1NF, 2NF, 3NF each eliminate different types of duplication.
They all aim for the same goal: "One fact in one place." After accepting this principle, database design became much clearer for me. When pondering "where should I store this information?", asking "what does this information depend on?" gave me the answer.
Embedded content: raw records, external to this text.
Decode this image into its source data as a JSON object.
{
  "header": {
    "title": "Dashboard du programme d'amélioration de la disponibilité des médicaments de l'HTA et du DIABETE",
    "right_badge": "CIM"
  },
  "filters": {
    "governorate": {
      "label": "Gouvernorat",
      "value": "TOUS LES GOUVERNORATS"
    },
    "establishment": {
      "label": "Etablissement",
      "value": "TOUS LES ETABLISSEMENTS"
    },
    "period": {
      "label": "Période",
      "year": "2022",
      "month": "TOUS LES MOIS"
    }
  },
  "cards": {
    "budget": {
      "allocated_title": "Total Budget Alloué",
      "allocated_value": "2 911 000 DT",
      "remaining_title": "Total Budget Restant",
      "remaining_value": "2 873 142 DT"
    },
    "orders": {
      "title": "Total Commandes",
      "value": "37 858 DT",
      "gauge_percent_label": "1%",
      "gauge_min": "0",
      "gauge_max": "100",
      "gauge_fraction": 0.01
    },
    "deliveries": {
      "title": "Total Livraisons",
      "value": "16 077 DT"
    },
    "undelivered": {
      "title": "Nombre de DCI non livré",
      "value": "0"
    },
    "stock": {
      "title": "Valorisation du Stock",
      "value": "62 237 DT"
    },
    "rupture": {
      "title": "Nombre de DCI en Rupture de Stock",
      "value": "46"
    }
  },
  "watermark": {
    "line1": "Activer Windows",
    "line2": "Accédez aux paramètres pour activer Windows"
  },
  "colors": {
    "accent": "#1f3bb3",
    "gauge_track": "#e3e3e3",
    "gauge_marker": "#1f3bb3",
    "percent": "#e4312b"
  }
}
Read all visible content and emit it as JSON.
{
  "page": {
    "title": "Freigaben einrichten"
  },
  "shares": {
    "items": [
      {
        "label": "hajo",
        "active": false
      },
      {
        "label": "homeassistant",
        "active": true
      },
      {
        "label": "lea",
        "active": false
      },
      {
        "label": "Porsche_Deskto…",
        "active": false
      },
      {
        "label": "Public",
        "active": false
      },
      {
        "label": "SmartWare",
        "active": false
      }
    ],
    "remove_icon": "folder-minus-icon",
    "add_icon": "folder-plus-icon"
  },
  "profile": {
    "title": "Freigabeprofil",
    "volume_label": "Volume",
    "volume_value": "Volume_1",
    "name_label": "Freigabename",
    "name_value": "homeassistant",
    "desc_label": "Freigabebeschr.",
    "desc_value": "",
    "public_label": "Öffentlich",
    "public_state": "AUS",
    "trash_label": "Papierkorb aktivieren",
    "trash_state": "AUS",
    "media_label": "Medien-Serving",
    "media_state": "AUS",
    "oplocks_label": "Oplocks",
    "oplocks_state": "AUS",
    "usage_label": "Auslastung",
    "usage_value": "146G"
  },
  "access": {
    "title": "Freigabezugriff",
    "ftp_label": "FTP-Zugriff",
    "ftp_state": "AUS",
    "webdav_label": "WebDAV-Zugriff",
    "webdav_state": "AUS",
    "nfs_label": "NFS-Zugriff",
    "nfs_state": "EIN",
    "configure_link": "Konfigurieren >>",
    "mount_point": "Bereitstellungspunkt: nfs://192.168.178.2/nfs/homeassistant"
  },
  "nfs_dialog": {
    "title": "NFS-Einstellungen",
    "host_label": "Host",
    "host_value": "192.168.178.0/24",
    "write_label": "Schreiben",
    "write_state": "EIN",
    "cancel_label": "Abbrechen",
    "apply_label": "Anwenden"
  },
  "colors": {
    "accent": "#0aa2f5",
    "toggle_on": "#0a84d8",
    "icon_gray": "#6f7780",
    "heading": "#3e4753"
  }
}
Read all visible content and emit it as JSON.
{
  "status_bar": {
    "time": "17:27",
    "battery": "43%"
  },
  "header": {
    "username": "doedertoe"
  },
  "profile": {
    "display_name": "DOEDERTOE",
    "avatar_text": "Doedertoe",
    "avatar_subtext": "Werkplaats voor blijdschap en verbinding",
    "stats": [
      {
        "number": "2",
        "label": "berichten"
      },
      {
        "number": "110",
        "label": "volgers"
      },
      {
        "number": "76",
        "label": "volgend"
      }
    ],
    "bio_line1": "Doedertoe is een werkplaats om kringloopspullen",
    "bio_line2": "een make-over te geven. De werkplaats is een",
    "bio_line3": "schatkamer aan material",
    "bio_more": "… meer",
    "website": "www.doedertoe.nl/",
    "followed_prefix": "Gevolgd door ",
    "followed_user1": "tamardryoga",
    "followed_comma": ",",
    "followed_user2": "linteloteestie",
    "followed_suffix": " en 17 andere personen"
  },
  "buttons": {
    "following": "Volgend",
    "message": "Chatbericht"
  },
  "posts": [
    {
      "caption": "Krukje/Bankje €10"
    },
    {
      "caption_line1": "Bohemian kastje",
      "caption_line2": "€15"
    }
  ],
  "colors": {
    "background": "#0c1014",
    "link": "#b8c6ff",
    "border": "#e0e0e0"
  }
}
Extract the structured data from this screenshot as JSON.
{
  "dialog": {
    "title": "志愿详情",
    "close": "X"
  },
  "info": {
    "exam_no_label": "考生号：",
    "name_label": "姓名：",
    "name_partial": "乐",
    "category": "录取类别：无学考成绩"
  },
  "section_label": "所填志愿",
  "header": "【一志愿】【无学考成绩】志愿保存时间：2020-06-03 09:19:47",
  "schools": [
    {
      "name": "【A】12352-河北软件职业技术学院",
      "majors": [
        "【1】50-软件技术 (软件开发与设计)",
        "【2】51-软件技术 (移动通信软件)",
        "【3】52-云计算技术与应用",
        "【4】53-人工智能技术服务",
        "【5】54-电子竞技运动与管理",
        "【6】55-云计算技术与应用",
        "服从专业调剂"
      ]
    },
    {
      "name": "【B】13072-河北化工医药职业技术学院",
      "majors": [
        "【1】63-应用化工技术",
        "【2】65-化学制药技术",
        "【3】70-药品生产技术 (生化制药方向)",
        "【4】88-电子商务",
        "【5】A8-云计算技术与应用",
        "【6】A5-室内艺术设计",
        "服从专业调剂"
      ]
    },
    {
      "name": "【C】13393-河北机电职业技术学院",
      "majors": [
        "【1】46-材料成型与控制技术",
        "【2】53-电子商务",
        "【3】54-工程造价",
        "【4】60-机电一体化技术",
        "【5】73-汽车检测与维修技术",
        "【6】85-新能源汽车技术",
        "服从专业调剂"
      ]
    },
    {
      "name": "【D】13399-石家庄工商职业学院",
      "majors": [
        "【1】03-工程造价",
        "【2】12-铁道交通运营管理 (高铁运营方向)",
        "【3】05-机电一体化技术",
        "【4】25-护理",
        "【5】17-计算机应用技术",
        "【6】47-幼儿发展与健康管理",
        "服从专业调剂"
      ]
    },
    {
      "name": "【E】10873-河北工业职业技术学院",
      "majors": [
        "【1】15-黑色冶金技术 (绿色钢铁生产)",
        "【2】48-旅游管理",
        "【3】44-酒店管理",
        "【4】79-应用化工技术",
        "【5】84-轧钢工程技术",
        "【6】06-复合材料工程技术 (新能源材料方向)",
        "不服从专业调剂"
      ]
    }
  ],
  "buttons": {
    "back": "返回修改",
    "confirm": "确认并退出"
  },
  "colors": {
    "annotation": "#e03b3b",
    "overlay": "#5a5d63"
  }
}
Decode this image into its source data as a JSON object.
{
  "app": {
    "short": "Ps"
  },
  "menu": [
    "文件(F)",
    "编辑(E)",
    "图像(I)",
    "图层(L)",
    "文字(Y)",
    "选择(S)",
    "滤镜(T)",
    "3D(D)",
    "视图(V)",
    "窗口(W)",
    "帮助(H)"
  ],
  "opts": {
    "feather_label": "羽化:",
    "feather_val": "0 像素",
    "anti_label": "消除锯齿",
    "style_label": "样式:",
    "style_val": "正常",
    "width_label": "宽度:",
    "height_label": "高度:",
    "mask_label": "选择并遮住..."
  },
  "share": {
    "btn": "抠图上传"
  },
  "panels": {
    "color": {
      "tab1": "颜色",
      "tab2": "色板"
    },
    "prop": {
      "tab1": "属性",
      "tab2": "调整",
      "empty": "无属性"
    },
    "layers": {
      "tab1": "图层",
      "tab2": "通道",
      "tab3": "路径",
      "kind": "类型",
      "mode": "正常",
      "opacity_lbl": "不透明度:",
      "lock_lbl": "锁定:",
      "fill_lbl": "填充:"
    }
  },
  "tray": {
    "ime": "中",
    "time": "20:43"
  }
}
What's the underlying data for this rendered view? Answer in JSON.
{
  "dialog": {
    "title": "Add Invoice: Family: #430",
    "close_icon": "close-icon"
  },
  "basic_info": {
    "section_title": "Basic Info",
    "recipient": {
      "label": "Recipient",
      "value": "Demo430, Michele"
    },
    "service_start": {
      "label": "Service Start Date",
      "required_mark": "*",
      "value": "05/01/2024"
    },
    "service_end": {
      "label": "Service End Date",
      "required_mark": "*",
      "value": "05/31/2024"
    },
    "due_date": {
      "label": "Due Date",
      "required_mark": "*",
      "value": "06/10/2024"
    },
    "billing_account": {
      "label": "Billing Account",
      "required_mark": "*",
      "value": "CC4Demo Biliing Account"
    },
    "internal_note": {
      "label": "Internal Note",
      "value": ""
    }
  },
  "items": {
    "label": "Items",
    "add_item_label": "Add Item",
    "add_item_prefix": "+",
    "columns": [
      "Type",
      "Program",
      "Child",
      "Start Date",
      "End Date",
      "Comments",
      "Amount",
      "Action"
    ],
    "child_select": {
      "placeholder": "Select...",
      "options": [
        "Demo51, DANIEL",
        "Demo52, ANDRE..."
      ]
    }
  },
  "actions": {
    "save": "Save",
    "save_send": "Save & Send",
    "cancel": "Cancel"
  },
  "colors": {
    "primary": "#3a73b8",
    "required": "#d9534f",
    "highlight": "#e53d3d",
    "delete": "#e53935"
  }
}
Customer name depends on customer ID → Customers table.
Product price depends on product ID → Products table.
Grade depends on the combination of student ID and course ID → Enrollment table.
Thinking this way, table design naturally organized itself.
Normalization gave me the realization that "a database is not Excel." In Excel, you put all information in one sheet and manage it with filters and sorting. But databases are different. Relational databases should be designed around "relationships." Each entity exists independently and is connected by foreign keys.
Through normalization, I understood why anomalies occur and how to prevent them. 1NF is the foundation of relational databases, and 2NF and 3NF are methods to systematically eliminate duplication. Denormalization is a technique to intentionally allow duplication for performance, and you must consider the tradeoff between reads and writes.
In practice, you don't always normalize to 3NF. Depending on the situation, you might stop at 2NF, or apply denormalization to some tables. What's important is being able to explain "why I designed it this way." If you know normalization principles, you can break them with justification when you do.
Going forward, whenever I design a database, I'll always think about anomalies first. "Will there be problems when adding/modifying/deleting data in this structure?" If I can answer this question, the design is good.